Fatty Acid Synthesis

Let us look at the various steps and mechanisms of the synthesis pathway. The synthesis starts with acetyl-CoA production in the mitochondria. It can occur either through glucose metabolism through glycolysis in the cytoplasm or β-oxidation of fatty acids in the mitochondria.

Synthesis of Acetyl-CoA

The pyruvate formed through glycolysis is then transported to mitochondria, where it is converted to acetyl-CoA by the enzyme pyruvate dehydrogenase (PDH) complex. The synthesized acetyl-CoA from glycolysis and β-oxidation of fatty acids is transported from the mitochondria to the cytoplasm through a shuttle system.

In the first step, acetyl-CoA reacts with oxaloacetate to give citrate, which gets transported from the mitochondria to the cytosol. The citrate is then cleaved back to oxaloacetate and acetyl-CoA with the hydrolysis of one ATP molecule.

Formation of Malonyl-CoA

Once acetyl-CoA is available in the cytoplasm, one molecule is carboxylated to malonyl-CoA by the enzyme acetyl-CoA carboxylase (ACC) with the help of a carbon dioxide molecule and a molecule of ATP. ACC requires biotin as a cofactor. Then, both acetyl-CoA and malonyl-CoA molecules have their CoA replaced by an acyl-carrier protein (ACP), by acetyl CoA-ACP transacylase and malonyl CoA-ACP transacylase, respectively forming acetyl-ACP and malonyl-ACP.

ACC is the only regulated enzyme in fatty acid synthesis and thus catalyzes the rate-limiting step of the pathway.

Fatty Acid Chain Elongation

It involves four successive steps involving the repeated addition of two-carbon units to a growing fatty acid chain. Fatty acid synthase (FAS), a large multienzyme complex, carries out the chain elongation steps of fatty acid biosynthesis.
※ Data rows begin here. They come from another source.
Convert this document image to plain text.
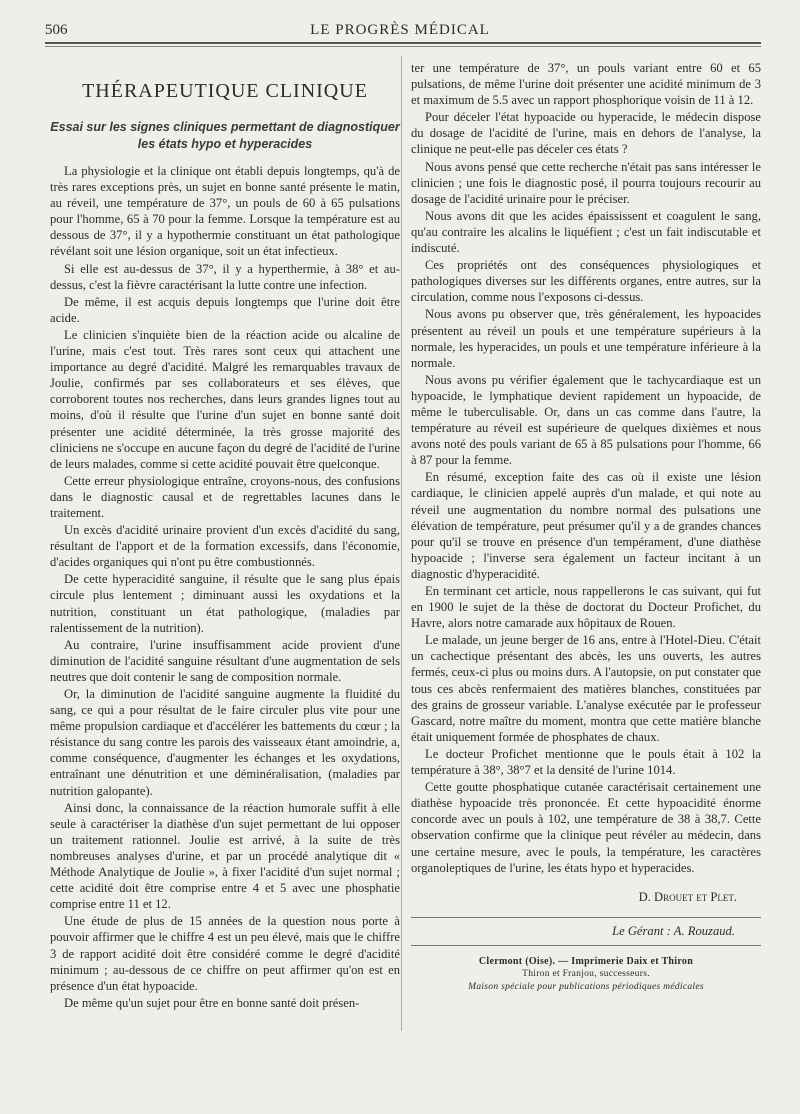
506	LE PROGRÈS MÉDICAL
THÉRAPEUTIQUE CLINIQUE
Essai sur les signes cliniques permettant de diagnostiquer les états hypo et hyperacides

La physiologie et la clinique ont établi depuis longtemps, qu'à de très rares exceptions près, un sujet en bonne santé présente le matin, au réveil, une température de 37°, un pouls de 60 à 65 pulsations pour l'homme, 65 à 70 pour la femme. Lorsque la température est au dessous de 37°, il y a hypothermie constituant un état pathologique révélant soit une lésion organique, soit un état infectieux.

Si elle est au-dessus de 37°, il y a hyperthermie, à 38° et au-dessus, c'est la fièvre caractérisant la lutte contre une infection.

De même, il est acquis depuis longtemps que l'urine doit être acide.

Le clinicien s'inquiète bien de la réaction acide ou alcaline de l'urine, mais c'est tout. Très rares sont ceux qui attachent une importance au degré d'acidité. Malgré les remarquables travaux de Joulie, confirmés par ses collaborateurs et ses élèves, que corroborent toutes nos recherches, dans leurs grandes lignes tout au moins, d'où il résulte que l'urine d'un sujet en bonne santé doit présenter une acidité déterminée, la très grosse majorité des cliniciens ne s'occupe en aucune façon du degré de l'acidité de l'urine de leurs malades, comme si cette acidité pouvait être quelconque.

Cette erreur physiologique entraîne, croyons-nous, des confusions dans le diagnostic causal et de regrettables lacunes dans le traitement.

Un excès d'acidité urinaire provient d'un excès d'acidité du sang, résultant de l'apport et de la formation excessifs, dans l'économie, d'acides organiques qui n'ont pu être combustionnés.

De cette hyperacidité sanguine, il résulte que le sang plus épais circule plus lentement ; diminuant aussi les oxydations et la nutrition, constituant un état pathologique, (maladies par ralentissement de la nutrition).

Au contraire, l'urine insuffisamment acide provient d'une diminution de l'acidité sanguine résultant d'une augmentation de sels neutres que doit contenir le sang de composition normale.

Or, la diminution de l'acidité sanguine augmente la fluidité du sang, ce qui a pour résultat de le faire circuler plus vite pour une même propulsion cardiaque et d'accélérer les battements du cœur ; la résistance du sang contre les parois des vaisseaux étant amoindrie, a, comme conséquence, d'augmenter les échanges et les oxydations, entraînant une dénutrition et une déminéralisation, (maladies par nutrition galopante).

Ainsi donc, la connaissance de la réaction humorale suffit à elle seule à caractériser la diathèse d'un sujet permettant de lui opposer un traitement rationnel. Joulie est arrivé, à la suite de très nombreuses analyses d'urine, et par un procédé analytique dit « Méthode Analytique de Joulie », à fixer l'acidité d'un sujet normal ; cette acidité doit être comprise entre 4 et 5 avec une phosphatie comprise entre 11 et 12.

Une étude de plus de 15 années de la question nous porte à pouvoir affirmer que le chiffre 4 est un peu élevé, mais que le chiffre 3 de rapport acidité doit être considéré comme le degré d'acidité minimum ; au-dessous de ce chiffre on peut affirmer qu'on est en présence d'un état hypoacide.

De même qu'un sujet pour être en bonne santé doit présen-

ter une température de 37°, un pouls variant entre 60 et 65 pulsations, de même l'urine doit présenter une acidité minimum de 3 et maximum de 5.5 avec un rapport phosphorique voisin de 11 à 12.

Pour déceler l'état hypoacide ou hyperacide, le médecin dispose du dosage de l'acidité de l'urine, mais en dehors de l'analyse, la clinique ne peut-elle pas déceler ces états ?

Nous avons pensé que cette recherche n'était pas sans intéresser le clinicien ; une fois le diagnostic posé, il pourra toujours recourir au dosage de l'acidité urinaire pour le préciser.

Nous avons dit que les acides épaississent et coagulent le sang, qu'au contraire les alcalins le liquéfient ; c'est un fait indiscutable et indiscuté.

Ces propriétés ont des conséquences physiologiques et pathologiques diverses sur les différents organes, entre autres, sur la circulation, comme nous l'exposons ci-dessus.

Nous avons pu observer que, très généralement, les hypoacides présentent au réveil un pouls et une température supérieurs à la normale, les hyperacides, un pouls et une température inférieure à la normale.

Nous avons pu vérifier également que le tachycardiaque est un hypoacide, le lymphatique devient rapidement un hypoacide, de même le tuberculisable. Or, dans un cas comme dans l'autre, la température au réveil est supérieure de quelques dixièmes et nous avons noté des pouls variant de 65 à 85 pulsations pour l'homme, 66 à 87 pour la femme.

En résumé, exception faite des cas où il existe une lésion cardiaque, le clinicien appelé auprès d'un malade, et qui note au réveil une augmentation du nombre normal des pulsations une élévation de température, peut présumer qu'il y a de grandes chances pour qu'il se trouve en présence d'un tempérament, d'une diathèse hypoacide ; l'inverse sera également un facteur incitant à un diagnostic d'hyperacidité.

En terminant cet article, nous rappellerons le cas suivant, qui fut en 1900 le sujet de la thèse de doctorat du Docteur Profichet, du Havre, alors notre camarade aux hôpitaux de Rouen.

Le malade, un jeune berger de 16 ans, entre à l'Hotel-Dieu. C'était un cachectique présentant des abcès, les uns ouverts, les autres fermés, ceux-ci plus ou moins durs. A l'autopsie, on put constater que tous ces abcès renfermaient des matières blanches, constituées par des grains de grosseur variable. L'analyse exécutée par le professeur Gascard, notre maître du moment, montra que cette matière blanche était uniquement formée de phosphates de chaux.

Le docteur Profichet mentionne que le pouls était à 102 la température à 38°, 38°7 et la densité de l'urine 1014.

Cette goutte phosphatique cutanée caractérisait certainement une diathèse hypoacide très prononcée. Et cette hypoacidité énorme concorde avec un pouls à 102, une température de 38 à 38,7. Cette observation confirme que la clinique peut révéler au médecin, dans une certaine mesure, avec le pouls, la température, les caractères organoleptiques de l'urine, les états hypo et hyperacides.

D. Drouet et Plet.
Le Gérant : A. Rouzaud.
Clermont (Oise). — Imprimerie Daix et Thiron
Thiron et Franjou, successeurs.
Maison spéciale pour publications périodiques médicales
• Condensation: It is the first step of fatty acid elongation. Acetyl-CoA and malonyl-CoA are joined together by β-ketoacyl-ACP synthase (also known as the condensing enzymes), resulting in a four-carbon molecule known as β-ketobutryl-ACP with the release of a carbon dioxide molecule.   
• Reduction: Acetoacyl-ACP is then reduced by NADPH to form β-hydroxybutryl-ACP by the enzyme β-ketoacyl-ACP reductase.
• Dehydration: The β-hydroxybutyryl-ACP further undergoes dehydration, removing a water molecule to create a double-bonded crotonyl-ACP. The enzyme β-hydroxyacyl-ACP dehydratase catalyzes this step. 
• Reduction: The double-bonded fatty acid chain is further reduced by NADPH to yield a saturated acyl-ACP, the butyryl-ACP, by the enzyme enoyl-ACP reductase.

These four steps constitute one round of the fatty acid synthesis cycle. The number of cycles determines the length of the synthesized fatty acid chain. In bacteria, these activities are found on separate enzymes.

Termination

Once the desired fatty acid length is obtained, the growing fatty acid chain is released from the FAS due to the thioesterase activity of the FAS complex. It can then undergo additional modifications, such as saturation of any remaining double bonds or incorporation into triglycerides for storage.

Palmitic acid is palm oil’s most common fatty acid. It is also a structural component of cell (plasma) membranes, serving as a precursor for synthesizing more complex lipids and signaling molecules.

The de novo palmitate synthesis requires seven fatty acid elongation cycle rounds. A 16-carbon chain is attached to the ACP arm (palmitoyl ACP) at the end of seven cycles. The 16 palmitoyl ACP is hydrolyzed to release palmitate.

The net reaction of palmitate synthesis is given below:

Acetyl CoA + 7 Malonyl CoA + 14 NADPH +14 H⁺ → Palmitate + 7 CO₂ + 8 CoA + 14 NADP+ + 6H₂O

Elongation of more than 16 carbon-chain fatty acids occurs in the endoplasmic reticulum using the same set of enzymes in other fatty acid synthesis. Here, propionyl-CoA is used in place of acetyl-CoA. Unlike cytoplasmic synthesis, the synthesis of long-chain fatty acids is separate and not part of a complex.

The synthesized fatty acids are in the saturated form and are desaturated later in the presence of enzymes called desaturases. They catalyze the addition of cis double bonds in the denovo-synthesized fatty acids. The enzymes involved in desaturation are found in the endoplasmic reticulum.

Desaturated fatty acids are rarely found in animals due to their inability to catalyze reactions beyond 9 and 10 carbons. Thus, humans cannot synthesize linoleic acid, which is provided as a dietary supplement.